I also just noticed you said “Every time I run my script, dict contents are iterated in a different order.” – I assume you’re aware of collections.OrderedDict, right? That’s the normal way to get reliable hash iteration.


If you’re willing to set the value in your shell environment, you could also just wrap your python call in a bash script, e.g.

#! /bin/bash
export PYTHONHASHSEED=0

# call your python program here

That avoids needing to manipulate your whole environment, as long as you’re ok with a wrapper script.

Or even just pass the value on the command line:

$ PYTHONHASHSEED=0 python YOURSCRIPT.py
Answered By: alexis

Answer #2:

Apart from dictionary order, hash randomisation may also break existing code that uses hash() directly. A workaround that solved the problem for me in this case was to replace

hash(mystring)

with

int(hashlib.sha512(mystring).hexdigest(), 16)

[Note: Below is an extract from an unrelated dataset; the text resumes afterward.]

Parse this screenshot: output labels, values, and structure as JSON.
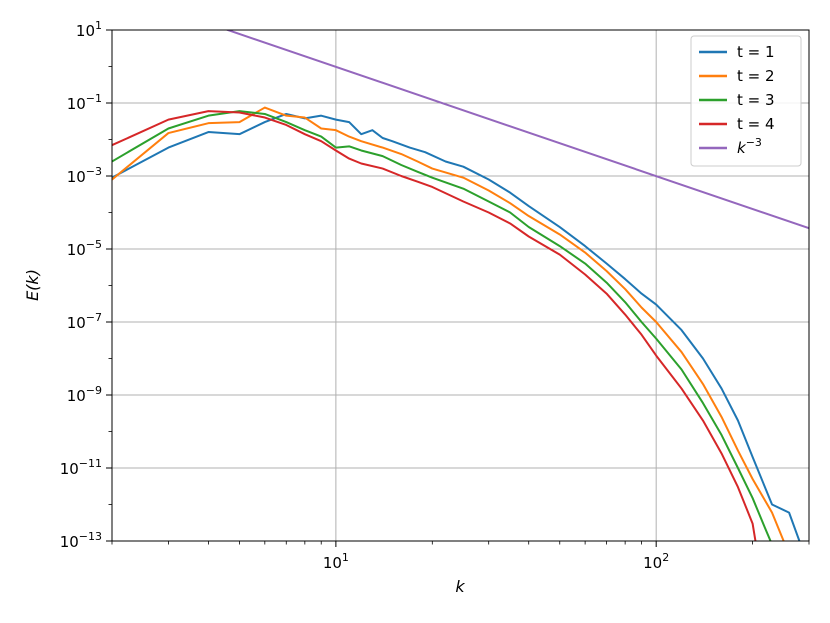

For Python 3, a conversion like mystring.encode('utf-8') will be needed for standard strings. (I was working with byte strings.)

Note that the range of numbers and whether negative numbers are included are different. The latter code gives a much bigger range of numbers and hash collisions are extremely unlikely.

To reproduce the same 64-bit range as hash(), one could reduce the number of hexadecimal digits to 16 (4 bits per digit) and shift the result to start at the smallest negative 64-bit number:

int(hashlib.sha256(mystring).hexdigest()[:16], 16)-2**63

Alternatively, one can take 8 bytes and use int.from_bytes:

int.from_bytes(hashlib.sha256(mystring).digest()[:8], byteorder='big', signed=True)

Answered By: dimo414

Answer #3:

Maybe the only/cleanest way is to prepend this to the beginning of your program:

import os
import sys
hashseed = os.getenv('PYTHONHASHSEED')
if not hashseed:
    os.environ['PYTHONHASHSEED'] = '0'
    os.execv(sys.executable, [sys.executable] + sys.argv)

[the rest of your program]

If PYTHONHASHSEED is missing, it will set it to zero and replace the current program with a new, supplying the same set of arguments.
According to os.execv:

These functions all execute a new program, replacing the current
process; they do not return. On Unix, the new executable is loaded
into the current process, and will have the same process id as the
caller. Errors will be reported as OSError exceptions.

The current process is replaced immediately. Open file objects and
descriptors are not flushed, so if there may be data buffered on these
open files, you should flush them using sys.stdout.flush() or
os.fsync() before calling an exec* function.